Hospitals were a frequent stop for Shakil Davis every time he tried to quit drinking.
The Albuquerque accountant sought relief from emergency rooms when unbearable withdrawal symptoms took hold — severe nausea, anxiety and a pounding heart rate.
The ER was his go-to health care provider until his frequent visits there led him to Shelby McDaniel, a recovery support assistant for Health Care Service Corporation's plan in New Mexico. She connects Medicaid members to resources they need to begin recovery and helps them stay on track.
"She came to meet me at the hospital,” Davis, 44, recalls. She simply asked how she could support him in his recovery. “It built up my trust. It is not just about health insurance. There’s more to it.”
McDaniel routinely meets members like Davis, who repeatedly seek emergency room care when facing a substance use or mental health crisis. She attempts to encounter members when they are most vulnerable — and possibly most willing — to embrace intervention, especially from someone who’s been in a similar situation.
As a state-certified peer support specialist, McDaniel’s experience with mental illness, homelessness and recovery uniquely qualifies her to understand and empathize with members as she helps them gradually loosen the grip their disorders hold on them. Her success hinges on a special blend of patience and persistence because many members, skeptical of her intentions, resist the help.
"I try to put myself in their shoes when I was in my dark place in my recovery,” McDaniel says of her approach with members. “I didn’t want somebody to give up on me. My members don’t want me to give up on them.”
Increased engagement, decreased ER use
Emergency rooms long have been the primary health care source for many patients with substance abuse disorders and mental illness. About 1 in 8 ER visits involves a mental illness or substance use disorder, according to research by the U.S. Department of Health and Human Services. Emergency room visits for alcohol and substance use disorders jumped about 75% between 2006 and 2014.
However, after treating patients, hospitals may discharge them without providing services or referrals for follow-up outpatient care or treatment. So, another mental health or substance use crisis leads to another trip to the emergency room.
This pattern inspired hospitals and other health care organizations nationwide to create programs involving peer coaches and advocates. Drawing on their own experiences, these supporters can establish strong connections with patients and guide them toward long-term solutions.
Two years ago, HCSC started its peer support program after finding almost a third of emergency room visits by its New Mexico Medicaid members were related to substance use and mental illness.
"A lot of times they don’t understand that there are alternatives,” says Russ Liles, manager of the New Mexico Plan’s clinical business solutions. “They’ve used emergency rooms as their sources of care for years. It’s not a good way to access care.”
So far, emergency room visits have plummeted almost 70% among the program’s participating members. Additionally, the number of those members readmitted to hospitals within 30 days of receiving care have dropped more than 50%. HCSC's plan in Illinois is beginnig to replicate the program because of its success.
Finding ER alternatives
HCSC employs more than 20 recovery support specialists in New Mexico to help Medicaid members grappling with substance use disorders and mental illnesses. A computer system in hospitals throughout the state, called the Emergency Department Information Exchange (EDIE), notifies their supervisor, Jeri Hollan, after a member arrives seeking care for substance use disorder or mental illness.

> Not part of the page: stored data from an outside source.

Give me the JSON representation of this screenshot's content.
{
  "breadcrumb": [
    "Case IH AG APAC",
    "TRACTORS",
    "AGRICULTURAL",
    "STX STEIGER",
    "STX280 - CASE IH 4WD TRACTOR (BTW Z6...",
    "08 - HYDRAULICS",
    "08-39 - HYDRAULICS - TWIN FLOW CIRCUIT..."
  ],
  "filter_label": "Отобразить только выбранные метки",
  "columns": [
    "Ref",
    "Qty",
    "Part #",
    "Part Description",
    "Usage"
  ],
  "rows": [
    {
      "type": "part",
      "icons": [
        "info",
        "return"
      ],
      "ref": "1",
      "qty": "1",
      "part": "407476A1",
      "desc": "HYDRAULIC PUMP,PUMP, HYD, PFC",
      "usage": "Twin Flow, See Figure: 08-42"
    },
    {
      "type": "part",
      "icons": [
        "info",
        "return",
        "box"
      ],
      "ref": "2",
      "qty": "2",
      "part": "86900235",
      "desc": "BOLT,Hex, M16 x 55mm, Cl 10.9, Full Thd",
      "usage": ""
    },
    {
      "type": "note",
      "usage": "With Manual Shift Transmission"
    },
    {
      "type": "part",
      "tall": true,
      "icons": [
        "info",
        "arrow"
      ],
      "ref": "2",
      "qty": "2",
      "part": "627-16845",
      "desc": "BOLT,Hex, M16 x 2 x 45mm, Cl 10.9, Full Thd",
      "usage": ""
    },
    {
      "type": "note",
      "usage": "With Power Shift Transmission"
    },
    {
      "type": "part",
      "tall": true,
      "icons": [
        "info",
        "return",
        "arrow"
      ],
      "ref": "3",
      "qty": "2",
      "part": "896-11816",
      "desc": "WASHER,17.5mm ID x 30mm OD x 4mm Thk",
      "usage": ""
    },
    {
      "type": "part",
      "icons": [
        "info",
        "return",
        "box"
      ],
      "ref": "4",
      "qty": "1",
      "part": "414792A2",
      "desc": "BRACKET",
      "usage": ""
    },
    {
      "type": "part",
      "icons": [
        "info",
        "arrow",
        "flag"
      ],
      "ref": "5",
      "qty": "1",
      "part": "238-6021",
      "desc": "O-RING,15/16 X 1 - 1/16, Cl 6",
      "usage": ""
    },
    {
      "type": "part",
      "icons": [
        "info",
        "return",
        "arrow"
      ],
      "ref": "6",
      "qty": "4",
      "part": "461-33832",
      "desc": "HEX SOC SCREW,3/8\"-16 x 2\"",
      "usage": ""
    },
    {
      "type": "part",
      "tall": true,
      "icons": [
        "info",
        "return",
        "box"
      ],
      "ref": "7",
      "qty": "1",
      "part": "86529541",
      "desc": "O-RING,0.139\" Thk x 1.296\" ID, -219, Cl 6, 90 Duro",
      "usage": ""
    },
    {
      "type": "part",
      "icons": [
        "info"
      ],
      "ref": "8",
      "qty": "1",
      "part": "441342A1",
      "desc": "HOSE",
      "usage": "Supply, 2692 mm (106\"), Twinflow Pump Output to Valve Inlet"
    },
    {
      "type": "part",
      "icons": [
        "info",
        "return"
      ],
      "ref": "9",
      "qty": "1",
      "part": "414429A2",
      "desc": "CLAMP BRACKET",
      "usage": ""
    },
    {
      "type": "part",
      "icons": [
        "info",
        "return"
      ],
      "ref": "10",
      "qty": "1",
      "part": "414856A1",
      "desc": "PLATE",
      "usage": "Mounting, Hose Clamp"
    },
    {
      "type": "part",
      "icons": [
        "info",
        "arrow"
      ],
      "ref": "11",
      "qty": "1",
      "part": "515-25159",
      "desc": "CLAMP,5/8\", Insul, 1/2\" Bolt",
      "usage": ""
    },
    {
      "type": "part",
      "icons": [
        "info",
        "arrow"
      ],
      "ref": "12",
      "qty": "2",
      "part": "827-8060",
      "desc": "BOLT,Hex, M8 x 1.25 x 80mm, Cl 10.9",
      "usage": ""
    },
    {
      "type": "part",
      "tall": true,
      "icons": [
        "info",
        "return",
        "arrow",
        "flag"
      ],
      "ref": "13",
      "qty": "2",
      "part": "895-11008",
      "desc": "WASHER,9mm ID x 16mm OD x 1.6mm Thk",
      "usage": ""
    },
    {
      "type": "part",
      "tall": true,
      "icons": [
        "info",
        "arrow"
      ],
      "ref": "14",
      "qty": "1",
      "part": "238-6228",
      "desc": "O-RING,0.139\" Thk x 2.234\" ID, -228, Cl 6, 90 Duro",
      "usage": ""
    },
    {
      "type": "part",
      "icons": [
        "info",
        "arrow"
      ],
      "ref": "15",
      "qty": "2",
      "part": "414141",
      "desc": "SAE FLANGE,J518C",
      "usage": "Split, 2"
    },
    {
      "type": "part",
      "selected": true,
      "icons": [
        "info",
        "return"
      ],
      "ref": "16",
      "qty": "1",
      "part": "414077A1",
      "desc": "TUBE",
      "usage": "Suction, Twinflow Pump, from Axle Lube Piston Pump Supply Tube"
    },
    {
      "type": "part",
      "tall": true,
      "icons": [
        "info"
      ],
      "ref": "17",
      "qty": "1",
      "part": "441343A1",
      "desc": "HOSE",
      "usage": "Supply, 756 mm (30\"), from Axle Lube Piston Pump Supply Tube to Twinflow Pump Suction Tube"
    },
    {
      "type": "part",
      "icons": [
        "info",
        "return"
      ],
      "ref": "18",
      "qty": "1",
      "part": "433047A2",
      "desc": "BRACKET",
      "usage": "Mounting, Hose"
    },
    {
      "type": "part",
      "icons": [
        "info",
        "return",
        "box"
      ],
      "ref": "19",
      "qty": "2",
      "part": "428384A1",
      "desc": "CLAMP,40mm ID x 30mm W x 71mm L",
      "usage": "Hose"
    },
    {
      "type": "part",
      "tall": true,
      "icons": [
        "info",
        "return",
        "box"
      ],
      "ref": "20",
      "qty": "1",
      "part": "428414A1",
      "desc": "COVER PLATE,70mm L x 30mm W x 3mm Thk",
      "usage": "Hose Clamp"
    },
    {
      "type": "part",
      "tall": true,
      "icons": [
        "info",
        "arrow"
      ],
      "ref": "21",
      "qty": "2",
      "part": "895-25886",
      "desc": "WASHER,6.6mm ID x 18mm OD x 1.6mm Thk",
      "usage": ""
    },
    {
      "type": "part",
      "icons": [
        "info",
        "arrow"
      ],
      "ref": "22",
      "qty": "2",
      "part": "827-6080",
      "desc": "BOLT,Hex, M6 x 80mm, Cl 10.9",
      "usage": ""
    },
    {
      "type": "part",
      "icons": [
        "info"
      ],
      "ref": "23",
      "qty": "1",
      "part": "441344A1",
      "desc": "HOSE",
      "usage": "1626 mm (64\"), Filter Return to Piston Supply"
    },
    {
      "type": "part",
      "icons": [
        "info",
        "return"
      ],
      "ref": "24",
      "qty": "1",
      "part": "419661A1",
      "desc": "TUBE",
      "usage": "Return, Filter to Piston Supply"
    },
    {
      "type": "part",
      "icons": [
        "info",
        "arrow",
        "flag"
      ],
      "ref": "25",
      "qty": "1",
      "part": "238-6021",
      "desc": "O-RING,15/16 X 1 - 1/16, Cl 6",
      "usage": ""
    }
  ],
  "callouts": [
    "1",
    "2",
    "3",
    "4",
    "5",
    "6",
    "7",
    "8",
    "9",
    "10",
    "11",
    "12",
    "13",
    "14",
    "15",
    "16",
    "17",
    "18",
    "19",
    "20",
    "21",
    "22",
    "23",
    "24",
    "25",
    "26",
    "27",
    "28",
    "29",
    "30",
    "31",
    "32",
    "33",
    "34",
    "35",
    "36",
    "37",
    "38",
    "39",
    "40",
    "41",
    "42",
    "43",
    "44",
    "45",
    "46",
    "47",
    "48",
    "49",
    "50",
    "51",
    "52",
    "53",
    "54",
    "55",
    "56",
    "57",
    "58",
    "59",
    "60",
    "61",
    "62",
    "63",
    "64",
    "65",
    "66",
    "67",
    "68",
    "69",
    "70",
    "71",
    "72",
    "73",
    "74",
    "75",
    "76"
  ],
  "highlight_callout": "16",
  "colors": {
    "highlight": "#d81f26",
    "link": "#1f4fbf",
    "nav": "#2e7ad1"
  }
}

Hollan uses those notifications to narrow down members who have sought emergency room care between two and eight times in one month. She then dispatches a specialist, who tries to get to the ER before the member leaves, which can improve intervention success.
"It’s all about engagement,” Liles says. “If we can get the engagement piece down, our chances go way up that they’ll be willing to work with us and let us help them. If we can form that relationship, then they’re more willing to give us a good phone number or answer the phone when we call.”
Once a member agrees to accept assistance, McDaniel and her colleagues can help them find doctors, housing and other resources — whatever they believe will help them begin recovery and stay out of the hospital.
“I was like our members. I was in the ER a few times a week. Many of us have that in common,” Hollan says. “We were seeking emergency services sometimes because we needed to. Other times, because there wasn’t anywhere else to go, or family didn’t know what to do with us. When you share that with somebody, when you have that experience, that barrier just starts to drop.”
Davis is among about 80 members McDaniel supports in addition to any new emergency room referrals she receives. Some members require more contact than others, depending on their needs.
“It’s just continually a lot of outreach,” she says. “You can’t force anything on someone. Every day, I meet with a member, it’s meeting them where they’re at (in recovery) that day. It can change from day to day.”
After months of working together, Davis says McDaniel has given him the encouragement, hope and belief in himself to set goals, such as starting a business, and achieve them. He credits her with changing his life.
“I only had to show willingness to be a part of recovery,” Davis says. “Shelby (McDaniel) never discouraged me or reminded me of my past. She would always be there. She still is there whenever I call her.”